You do wonder what the Vatican is waiting for. In an editorial the Strib says, “[Ramsey County Attorney John] Choi’s accusations point to the entire archdiocese, not a few individuals. That sets this case apart from clergy abuse prosecutions elsewhere in the country. It’s in keeping with our view that systemic change is needed at the archdiocese, both to protect children from predatory priests and to restore the community’s trust in an institution that does so much good work in education, health care and caring for the poor. That change must begin at the top. Archbishop John Nienstedt should go. The Star Tribune Editorial Board concluded 11 months ago that Nienstedt is too much associated with the mistakes of the past to credibly function as an agent of change.”

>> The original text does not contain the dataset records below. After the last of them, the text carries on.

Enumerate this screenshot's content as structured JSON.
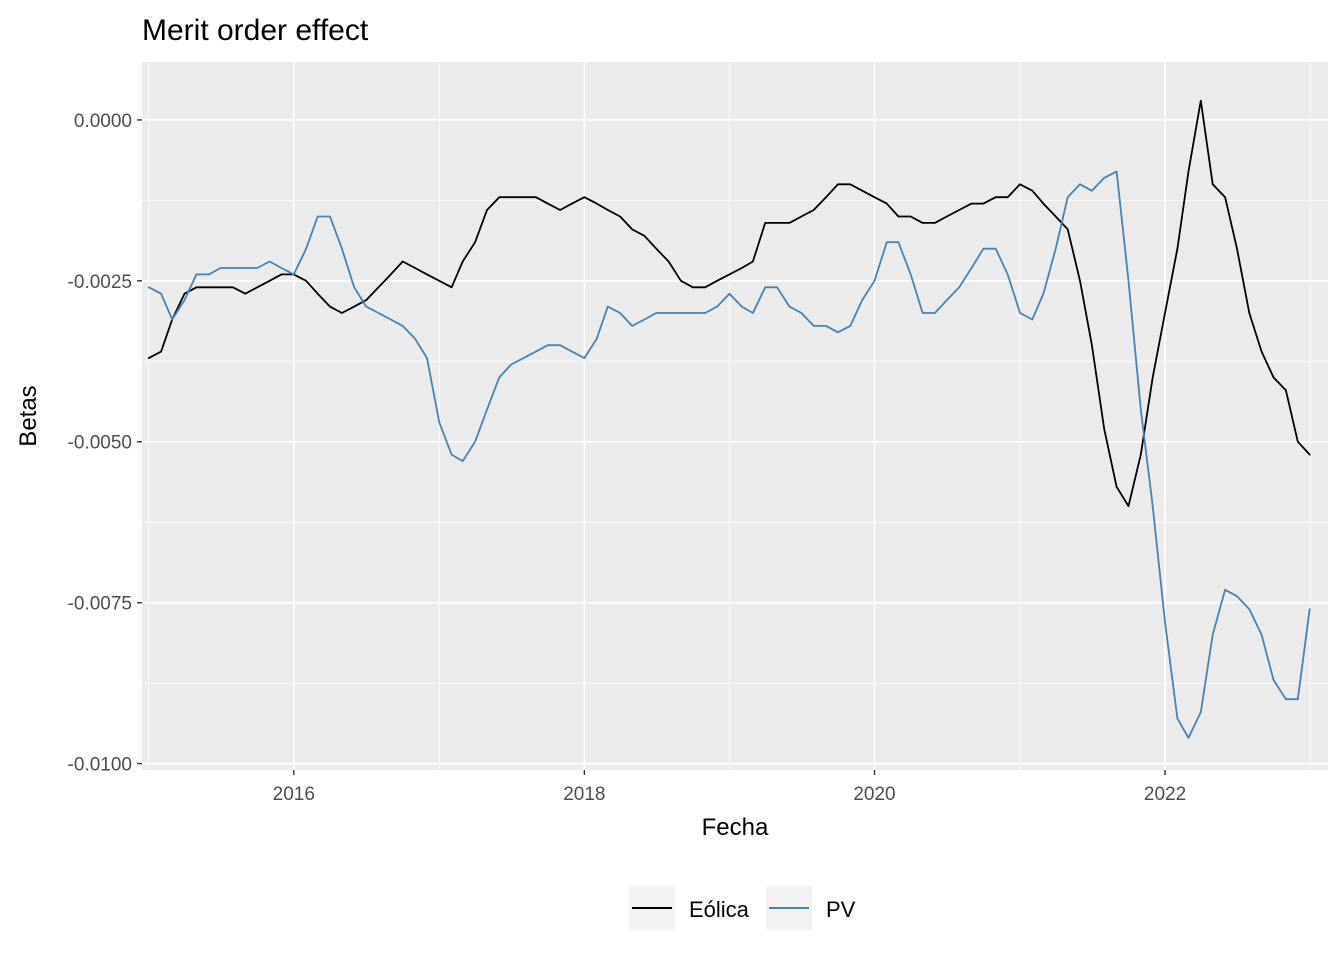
{
  "chart_data": {
    "type": "line",
    "title": "Merit order effect",
    "xlabel": "Fecha",
    "ylabel": "Betas",
    "xlim": [
      "2014-12-15",
      "2023-02-15"
    ],
    "ylim": [
      -0.0101,
      0.0009
    ],
    "x_ticks": [
      "2016",
      "2018",
      "2020",
      "2022"
    ],
    "x_tick_dates": [
      "2016-01-01",
      "2018-01-01",
      "2020-01-01",
      "2022-01-01"
    ],
    "y_ticks": [
      "0.0000",
      "-0.0025",
      "-0.0050",
      "-0.0075",
      "-0.0100"
    ],
    "y_tick_values": [
      0,
      -0.0025,
      -0.005,
      -0.0075,
      -0.01
    ],
    "grid": true,
    "legend_position": "bottom",
    "series": [
      {
        "name": "Eólica",
        "color": "#000000",
        "x": [
          "2015-01-01",
          "2015-02-01",
          "2015-03-01",
          "2015-04-01",
          "2015-05-01",
          "2015-06-01",
          "2015-07-01",
          "2015-08-01",
          "2015-09-01",
          "2015-10-01",
          "2015-11-01",
          "2015-12-01",
          "2016-01-01",
          "2016-02-01",
          "2016-03-01",
          "2016-04-01",
          "2016-05-01",
          "2016-06-01",
          "2016-07-01",
          "2016-08-01",
          "2016-09-01",
          "2016-10-01",
          "2016-11-01",
          "2016-12-01",
          "2017-01-01",
          "2017-02-01",
          "2017-03-01",
          "2017-04-01",
          "2017-05-01",
          "2017-06-01",
          "2017-07-01",
          "2017-08-01",
          "2017-09-01",
          "2017-10-01",
          "2017-11-01",
          "2017-12-01",
          "2018-01-01",
          "2018-02-01",
          "2018-03-01",
          "2018-04-01",
          "2018-05-01",
          "2018-06-01",
          "2018-07-01",
          "2018-08-01",
          "2018-09-01",
          "2018-10-01",
          "2018-11-01",
          "2018-12-01",
          "2019-01-01",
          "2019-02-01",
          "2019-03-01",
          "2019-04-01",
          "2019-05-01",
          "2019-06-01",
          "2019-07-01",
          "2019-08-01",
          "2019-09-01",
          "2019-10-01",
          "2019-11-01",
          "2019-12-01",
          "2020-01-01",
          "2020-02-01",
          "2020-03-01",
          "2020-04-01",
          "2020-05-01",
          "2020-06-01",
          "2020-07-01",
          "2020-08-01",
          "2020-09-01",
          "2020-10-01",
          "2020-11-01",
          "2020-12-01",
          "2021-01-01",
          "2021-02-01",
          "2021-03-01",
          "2021-04-01",
          "2021-05-01",
          "2021-06-01",
          "2021-07-01",
          "2021-08-01",
          "2021-09-01",
          "2021-10-01",
          "2021-11-01",
          "2021-12-01",
          "2022-01-01",
          "2022-02-01",
          "2022-03-01",
          "2022-04-01",
          "2022-05-01",
          "2022-06-01",
          "2022-07-01",
          "2022-08-01",
          "2022-09-01",
          "2022-10-01",
          "2022-11-01",
          "2022-12-01",
          "2022-12-31"
        ],
        "y": [
          -0.0037,
          -0.0036,
          -0.0031,
          -0.0027,
          -0.0026,
          -0.0026,
          -0.0026,
          -0.0026,
          -0.0027,
          -0.0026,
          -0.0025,
          -0.0024,
          -0.0024,
          -0.0025,
          -0.0027,
          -0.0029,
          -0.003,
          -0.0029,
          -0.0028,
          -0.0026,
          -0.0024,
          -0.0022,
          -0.0023,
          -0.0024,
          -0.0025,
          -0.0026,
          -0.0022,
          -0.0019,
          -0.0014,
          -0.0012,
          -0.0012,
          -0.0012,
          -0.0012,
          -0.0013,
          -0.0014,
          -0.0013,
          -0.0012,
          -0.0013,
          -0.0014,
          -0.0015,
          -0.0017,
          -0.0018,
          -0.002,
          -0.0022,
          -0.0025,
          -0.0026,
          -0.0026,
          -0.0025,
          -0.0024,
          -0.0023,
          -0.0022,
          -0.0016,
          -0.0016,
          -0.0016,
          -0.0015,
          -0.0014,
          -0.0012,
          -0.001,
          -0.001,
          -0.0011,
          -0.0012,
          -0.0013,
          -0.0015,
          -0.0015,
          -0.0016,
          -0.0016,
          -0.0015,
          -0.0014,
          -0.0013,
          -0.0013,
          -0.0012,
          -0.0012,
          -0.001,
          -0.0011,
          -0.0013,
          -0.0015,
          -0.0017,
          -0.0025,
          -0.0035,
          -0.0048,
          -0.0057,
          -0.006,
          -0.0052,
          -0.004,
          -0.003,
          -0.002,
          -0.0008,
          0.0003,
          -0.001,
          -0.0012,
          -0.002,
          -0.003,
          -0.0036,
          -0.004,
          -0.0042,
          -0.005,
          -0.0052
        ]
      },
      {
        "name": "PV",
        "color": "#4682b4",
        "x": [
          "2015-01-01",
          "2015-02-01",
          "2015-03-01",
          "2015-04-01",
          "2015-05-01",
          "2015-06-01",
          "2015-07-01",
          "2015-08-01",
          "2015-09-01",
          "2015-10-01",
          "2015-11-01",
          "2015-12-01",
          "2016-01-01",
          "2016-02-01",
          "2016-03-01",
          "2016-04-01",
          "2016-05-01",
          "2016-06-01",
          "2016-07-01",
          "2016-08-01",
          "2016-09-01",
          "2016-10-01",
          "2016-11-01",
          "2016-12-01",
          "2017-01-01",
          "2017-02-01",
          "2017-03-01",
          "2017-04-01",
          "2017-05-01",
          "2017-06-01",
          "2017-07-01",
          "2017-08-01",
          "2017-09-01",
          "2017-10-01",
          "2017-11-01",
          "2017-12-01",
          "2018-01-01",
          "2018-02-01",
          "2018-03-01",
          "2018-04-01",
          "2018-05-01",
          "2018-06-01",
          "2018-07-01",
          "2018-08-01",
          "2018-09-01",
          "2018-10-01",
          "2018-11-01",
          "2018-12-01",
          "2019-01-01",
          "2019-02-01",
          "2019-03-01",
          "2019-04-01",
          "2019-05-01",
          "2019-06-01",
          "2019-07-01",
          "2019-08-01",
          "2019-09-01",
          "2019-10-01",
          "2019-11-01",
          "2019-12-01",
          "2020-01-01",
          "2020-02-01",
          "2020-03-01",
          "2020-04-01",
          "2020-05-01",
          "2020-06-01",
          "2020-07-01",
          "2020-08-01",
          "2020-09-01",
          "2020-10-01",
          "2020-11-01",
          "2020-12-01",
          "2021-01-01",
          "2021-02-01",
          "2021-03-01",
          "2021-04-01",
          "2021-05-01",
          "2021-06-01",
          "2021-07-01",
          "2021-08-01",
          "2021-09-01",
          "2021-10-01",
          "2021-11-01",
          "2021-12-01",
          "2022-01-01",
          "2022-02-01",
          "2022-03-01",
          "2022-04-01",
          "2022-05-01",
          "2022-06-01",
          "2022-07-01",
          "2022-08-01",
          "2022-09-01",
          "2022-10-01",
          "2022-11-01",
          "2022-12-01",
          "2022-12-31"
        ],
        "y": [
          -0.0026,
          -0.0027,
          -0.0031,
          -0.0028,
          -0.0024,
          -0.0024,
          -0.0023,
          -0.0023,
          -0.0023,
          -0.0023,
          -0.0022,
          -0.0023,
          -0.0024,
          -0.002,
          -0.0015,
          -0.0015,
          -0.002,
          -0.0026,
          -0.0029,
          -0.003,
          -0.0031,
          -0.0032,
          -0.0034,
          -0.0037,
          -0.0047,
          -0.0052,
          -0.0053,
          -0.005,
          -0.0045,
          -0.004,
          -0.0038,
          -0.0037,
          -0.0036,
          -0.0035,
          -0.0035,
          -0.0036,
          -0.0037,
          -0.0034,
          -0.0029,
          -0.003,
          -0.0032,
          -0.0031,
          -0.003,
          -0.003,
          -0.003,
          -0.003,
          -0.003,
          -0.0029,
          -0.0027,
          -0.0029,
          -0.003,
          -0.0026,
          -0.0026,
          -0.0029,
          -0.003,
          -0.0032,
          -0.0032,
          -0.0033,
          -0.0032,
          -0.0028,
          -0.0025,
          -0.0019,
          -0.0019,
          -0.0024,
          -0.003,
          -0.003,
          -0.0028,
          -0.0026,
          -0.0023,
          -0.002,
          -0.002,
          -0.0024,
          -0.003,
          -0.0031,
          -0.0027,
          -0.002,
          -0.0012,
          -0.001,
          -0.0011,
          -0.0009,
          -0.0008,
          -0.0025,
          -0.0045,
          -0.006,
          -0.0078,
          -0.0093,
          -0.0096,
          -0.0092,
          -0.008,
          -0.0073,
          -0.0074,
          -0.0076,
          -0.008,
          -0.0087,
          -0.009,
          -0.009,
          -0.0076
        ]
      }
    ]
  }
}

Walker Watch: Betsy Woodruff at The Daily Beast has (yet another) story of our neighbors’ Governor claiming something almost completely at odds with fact. “The Badger State governor traveled to Disney’s Magic Kingdom last week to speak at a forum hosted by Florida Governor Rick Scott for some of the 2016 presidential contenders. He spoke very highly of his own record on criminal justice. ‘I think, nationally, that’s something we need to look at,’ Walker said, discussing reform of mandatory minimum sentences for nonviolent drug offenders. ‘In our state, we have relatively few compared to the federal government.’ Then he added, ‘The challenges in terms of people being incarcerated for relatively low offenses is not a significant issue in the state of Wisconsin.’ The only problem? Criminal justice advocates argue he’s totally wrong. … The state’s prisons had 22,156 inmates at the end of April 2015 — roughly twice as many as Minnesota’s, even though the two states’ total populations are about the same. As you’d imagine, keeping all those people in prison doesn’t come cheap. The state spends more on prisons than it does on the University of Wisconsin system.” It’s to the point where if the guy says it’s night you can pretty well bet the sun is shining.